Enabling SSL connections between Kafka Connect and Elasticsearch ensures that the communication between these services is secure, protecting sensitive data from being intercepted or tampered with. SSL (or TLS) encrypts data in transit, verifying the identity of both parties and ensuring data integrity.

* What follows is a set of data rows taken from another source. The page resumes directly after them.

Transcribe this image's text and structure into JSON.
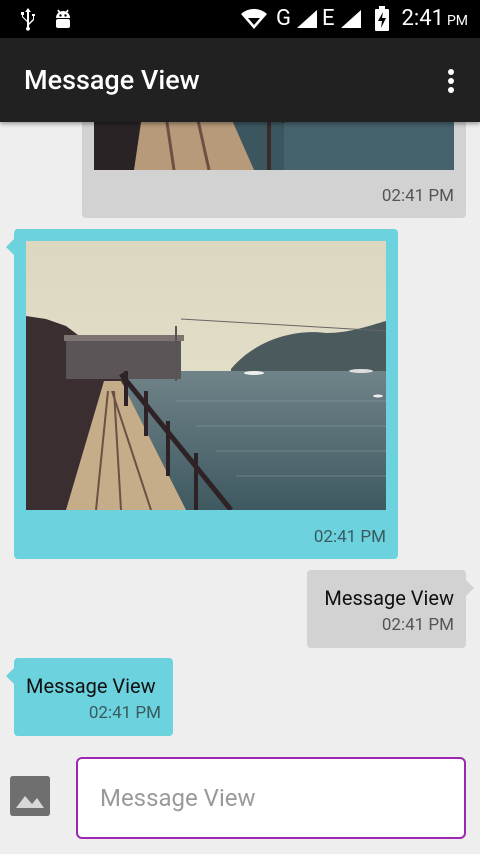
{
  "status_bar": {
    "network_1": "G",
    "network_2": "E",
    "time": "2:41",
    "ampm": "PM"
  },
  "toolbar": {
    "title": "Message View",
    "overflow_icon": "more-vert-icon"
  },
  "messages": [
    {
      "side": "sent",
      "type": "image",
      "time": "02:41 PM"
    },
    {
      "side": "received",
      "type": "image",
      "time": "02:41 PM"
    },
    {
      "side": "sent",
      "type": "text",
      "text": "Message View",
      "time": "02:41 PM"
    },
    {
      "side": "received",
      "type": "text",
      "text": "Message View",
      "time": "02:41 PM"
    }
  ],
  "composer": {
    "placeholder": "Message View",
    "image_icon": "image-icon"
  },
  "colors": {
    "sent_bubble": "#d2d2d2",
    "received_bubble": "#6cd2de",
    "toolbar": "#212121",
    "input_border": "#9c27b0"
  }
}
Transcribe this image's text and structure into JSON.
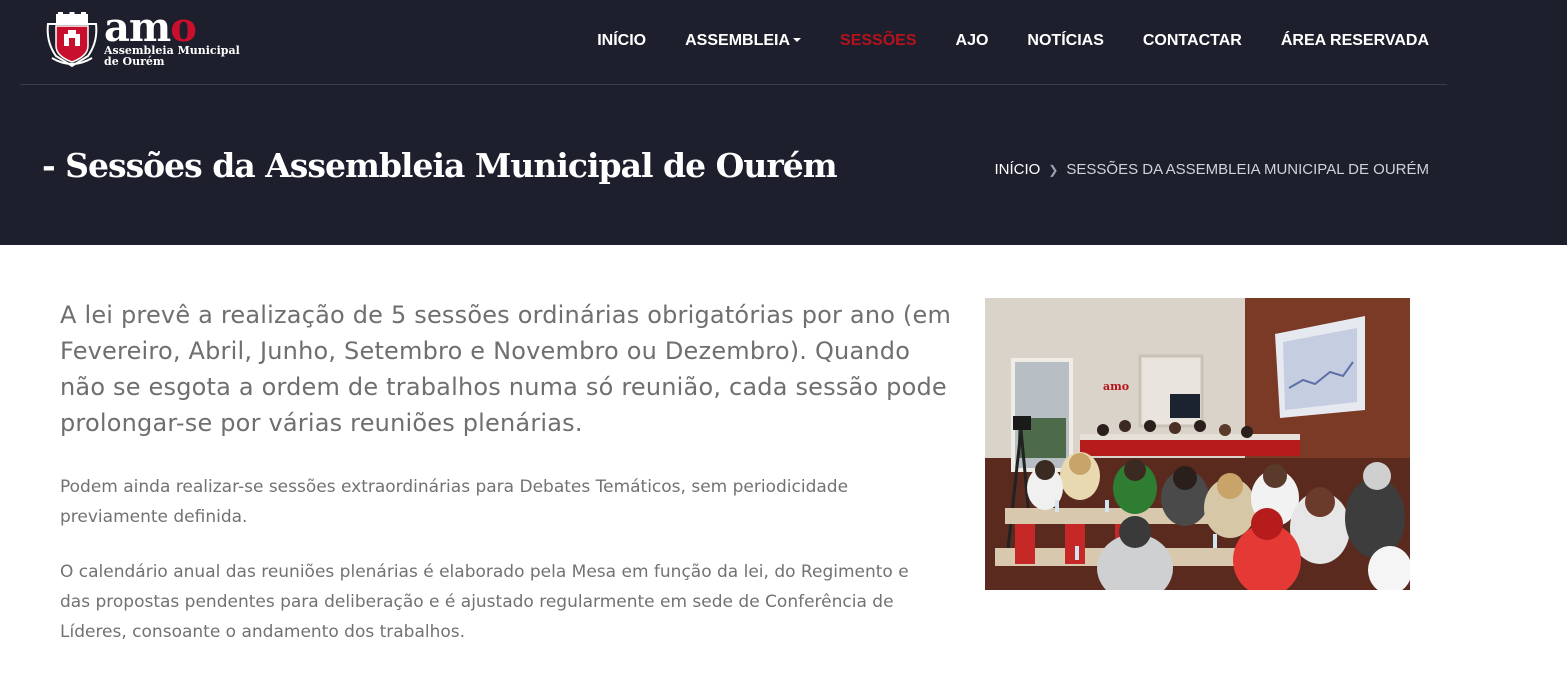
{
  "brand": {
    "word_part1": "am",
    "word_part2": "o",
    "subtitle_line1": "Assembleia Municipal",
    "subtitle_line2": "de Ourém"
  },
  "nav": {
    "items": [
      {
        "label": "INÍCIO"
      },
      {
        "label": "ASSEMBLEIA"
      },
      {
        "label": "SESSÕES"
      },
      {
        "label": "AJO"
      },
      {
        "label": "NOTÍCIAS"
      },
      {
        "label": "CONTACTAR"
      },
      {
        "label": "ÁREA RESERVADA"
      }
    ],
    "active_index": 2
  },
  "page": {
    "title": "- Sessões da Assembleia Municipal de Ourém"
  },
  "breadcrumb": {
    "home": "INÍCIO",
    "current": "SESSÕES DA ASSEMBLEIA MUNICIPAL DE OURÉM"
  },
  "content": {
    "lead": "A lei prevê a realização de 5 sessões ordinárias obrigatórias por ano (em Fevereiro, Abril, Junho, Setembro e Novembro ou Dezembro). Quando não se esgota a ordem de trabalhos numa só reunião, cada sessão pode prolongar-se por várias reuniões plenárias.",
    "paragraph1": "Podem ainda realizar-se sessões extraordinárias para Debates Temáticos, sem periodicidade previamente definida.",
    "paragraph2": "O calendário anual das reuniões plenárias é elaborado pela Mesa em função da lei, do Regimento e das propostas pendentes para deliberação e é ajustado regularmente em sede de Conferência de Líderes, consoante o andamento dos trabalhos."
  },
  "photo": {
    "sign_text": "amo"
  },
  "colors": {
    "header_bg": "#1d1f2c",
    "accent_red": "#b5121b",
    "body_text": "#727272"
  }
}
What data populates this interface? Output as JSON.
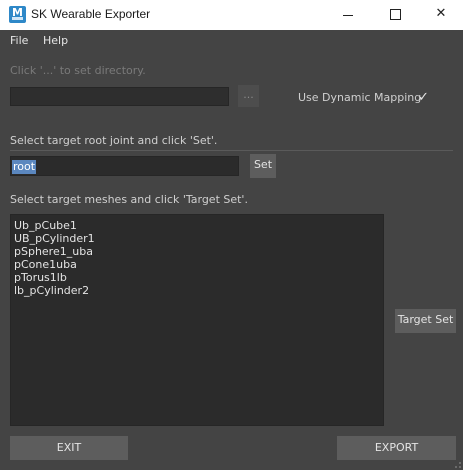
{
  "window": {
    "title": "SK Wearable Exporter",
    "controls": {
      "minimize": "—",
      "maximize": "☐",
      "close": "✕"
    }
  },
  "menu": {
    "items": [
      "File",
      "Help"
    ]
  },
  "directory": {
    "hint": "Click '...' to set directory.",
    "value": "",
    "browse_label": "...",
    "dynamic_mapping_label": "Use Dynamic Mapping",
    "dynamic_mapping_checked": true,
    "check_glyph": "✓"
  },
  "root_joint": {
    "prompt": "Select target root joint and click 'Set'.",
    "value": "root",
    "set_label": "Set"
  },
  "meshes": {
    "prompt": "Select target meshes and click 'Target Set'.",
    "items": [
      "Ub_pCube1",
      "UB_pCylinder1",
      "pSphere1_uba",
      "pCone1uba",
      "pTorus1lb",
      "lb_pCylinder2"
    ],
    "target_set_label": "Target Set"
  },
  "footer": {
    "exit_label": "EXIT",
    "export_label": "EXPORT"
  },
  "colors": {
    "panel": "#444444",
    "field": "#2b2b2b",
    "button": "#5d5d5d",
    "selection": "#5b87bf",
    "icon": "#2e88c8"
  }
}
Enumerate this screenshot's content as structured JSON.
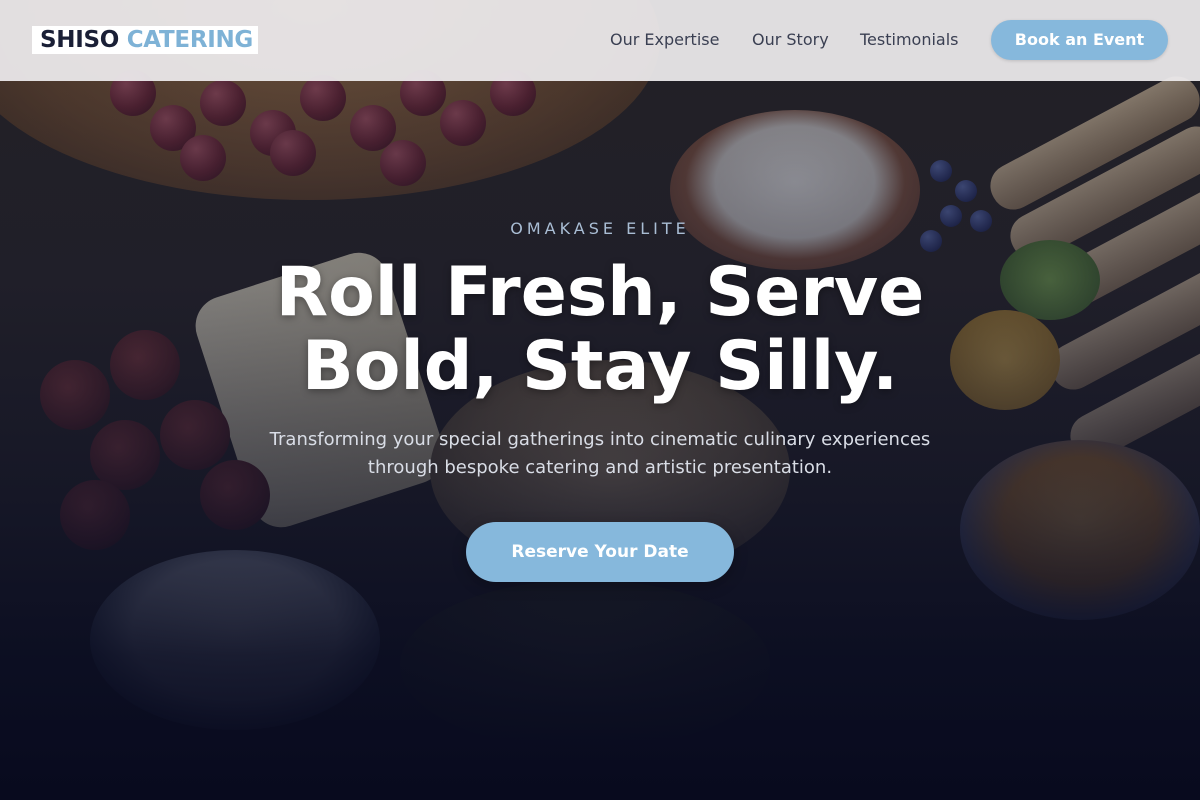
{
  "brand": {
    "word1": "SHISO",
    "word2": "CATERING",
    "dark_color": "#1a1f36",
    "accent_color": "#7eb2d6"
  },
  "nav": {
    "items": [
      {
        "label": "Our Expertise"
      },
      {
        "label": "Our Story"
      },
      {
        "label": "Testimonials"
      }
    ],
    "cta_label": "Book an Event"
  },
  "hero": {
    "eyebrow": "OMAKASE ELITE",
    "headline_line1": "Roll Fresh, Serve",
    "headline_line2": "Bold, Stay Silly.",
    "subtitle": "Transforming your special gatherings into cinematic culinary experiences through bespoke catering and artistic presentation.",
    "cta_label": "Reserve Your Date",
    "button_color": "#86b8dc",
    "background_color": "#0b1024"
  }
}
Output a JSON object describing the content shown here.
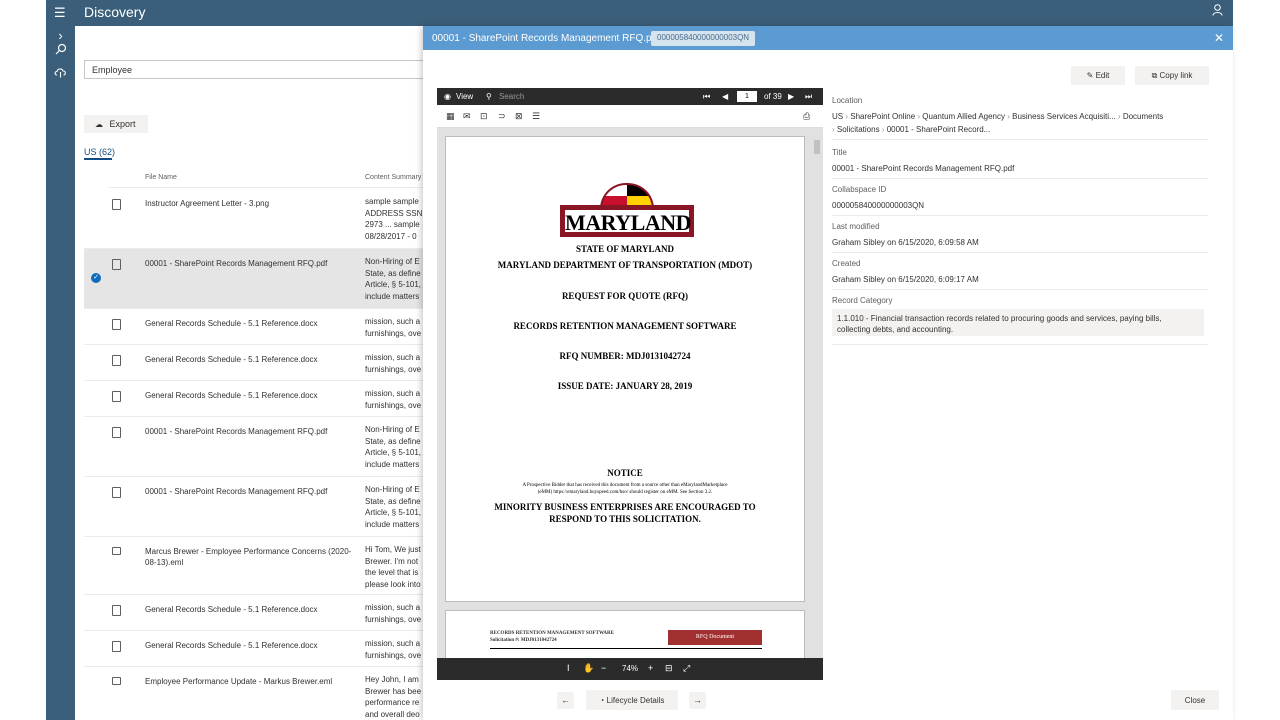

While newer versions of Elasticsearch have SSL enabled by default for internal communication, it’s still necessary to configure SSL for client connections, such as those from Kafka Connect. Even if Elasticsearch has SSL enabled by default, Kafka Connect still needs these configurations to establish a secure connection. By setting up SSL in Kafka Connect, you ensure:

* **Data encryption**: Prevents unauthorized access to data being transferred.
* **Authentication**: Confirms that Kafka Connect and Elasticsearch are communicating with trusted entities.
* **Compliance**: Meets security standards for regulatory requirements (such as GDPR or HIPAA).

### Configuration Example

```properties
ssl.truststore.location=/path/to/truststore.jks
ssl.truststore.password=your_truststore_password
ssl.truststore.type=JKS  # Can also be PKCS12 if applicable

ssl.keystore.location=/path/to/keystore.jks
ssl.keystore.password=your_keystore_password
ssl.keystore.type=JKS  # Can also be PKCS12 if applicable

ssl.protocol=TLSv1.2  # Or TLSv1.3 for stronger security

ssl.trustmanager.algorithm=PKIX  # Default algorithm for managing certificates
ssl.keymanager.algorithm=PKIX  # Default algorithm for managing certificates
```

### Terminology:

* **Truststore**: Holds certificates to check if the node’s certificate is valid.
* **Keystore**: Contains your client’s private key and certificate to prove your identity to the node.
* **SSL Protocol**: Use TLSv1.2 or TLSv1.3 for up-to-date security.
* **Password Security**: Protect passwords by encrypting them or using secure methods like environment variables or secret managers.